Psychologically, it’s extremely difficult for public health to admit COVID isn’t that dangerous because they have tons of excess deaths to account for—and if they can’t attribute them to COVID, then they have nothing to attribute them to except their own lockdowns and mandates.

Toby Green tweets: (HT Jay Bhattacharya)


189,000 cases/day.

So not 2 million cases a day in the UK by New Year, then, as SAGE predicted on Dec 18 without further curbs: https://theguardian.com/world/2021/dec/18/uk-scientists-curbs-covid-infections-omicron-deaths-restrictions-sage….

Serious question: why is anyone still even listening to their models?

Karol Sikora, M.D., writing in the Telegraph, warns of the consequences of the mindless embrace of the practice of testing and isolation. A slice:

Omicron, with its transformative consequences on this pandemic, has only heightened the stakes. We know how fast it spreads, the numbers speak for themselves, but we also know that the severity of the symptoms appear to be significantly milder. Consequently, the much lower demand on global healthcare systems may be a pathway for the virus to become endemic. The specifics are yet to be determined, but what is clear as day is that the way we are currently dealing with the virus is having devastating consequences, self-isolation rules being among the most egregious examples of this.
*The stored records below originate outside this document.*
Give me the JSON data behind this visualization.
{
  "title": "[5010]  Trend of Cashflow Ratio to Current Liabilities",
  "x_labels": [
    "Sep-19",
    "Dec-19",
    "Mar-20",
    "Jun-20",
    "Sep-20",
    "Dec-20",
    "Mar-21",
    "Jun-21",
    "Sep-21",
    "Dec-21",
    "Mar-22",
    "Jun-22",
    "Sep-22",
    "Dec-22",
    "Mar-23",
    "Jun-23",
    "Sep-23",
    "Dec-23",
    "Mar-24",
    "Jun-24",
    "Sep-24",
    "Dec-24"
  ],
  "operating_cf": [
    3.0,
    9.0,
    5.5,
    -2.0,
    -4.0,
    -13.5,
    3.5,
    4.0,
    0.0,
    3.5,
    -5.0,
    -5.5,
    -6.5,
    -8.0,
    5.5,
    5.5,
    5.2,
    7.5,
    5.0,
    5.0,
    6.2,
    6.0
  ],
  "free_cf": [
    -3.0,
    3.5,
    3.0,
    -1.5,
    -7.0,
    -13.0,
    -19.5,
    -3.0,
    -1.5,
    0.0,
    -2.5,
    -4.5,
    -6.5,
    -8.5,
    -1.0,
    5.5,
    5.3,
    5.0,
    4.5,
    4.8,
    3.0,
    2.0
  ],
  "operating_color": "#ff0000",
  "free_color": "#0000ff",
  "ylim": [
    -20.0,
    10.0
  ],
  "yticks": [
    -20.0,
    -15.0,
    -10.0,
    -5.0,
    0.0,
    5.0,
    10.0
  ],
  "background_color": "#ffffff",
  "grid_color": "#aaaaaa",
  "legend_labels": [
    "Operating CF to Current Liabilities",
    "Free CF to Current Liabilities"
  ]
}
If all we cared about was slowing the spread of the virus, we would lock people up for a month. This would certainly reduce case numbers, but obviously also cause far more damage than it prevents.

Over the pandemic, we’ve moved from fourteen days of isolation to seven. What will be the next step? The Centre for Disease Control in the US have boldly settled on five days, with precautions required, to alleviate pressure on the economy and society. To me, that seems like a conversation we need to have now. At some stage, the number must reach zero.

As things stand, the most immediate threat to the NHS is not the number of Covid patients, it’s the number of health staff being forced to isolate. Reducing the self-isolation period would free up thousands of people to carry out their life-saving work. Removing two days would mean countless hours back into the system. Would that allow the virus to spread more? Perhaps, but we must find a balance. How many lives would be saved or prolonged by those extra staff being available to the NHS?

Across our Rutherford private healthcare network, we’ve had oncologists, radiographers, technicians and even me sitting at home unable to work, despite feeling perfectly healthy. With the cancer backlog as devastating as it is, can we honestly say that’s the best use of time? And it’s not just healthcare. Just look at HGV drivers, teachers, refuse collectors, pilots, engineers and the police, to name a few. The damage of significantly reducing these services is immeasurable.

Glenn Reynolds insists that “we must make public-health authorities accountable for their lies.”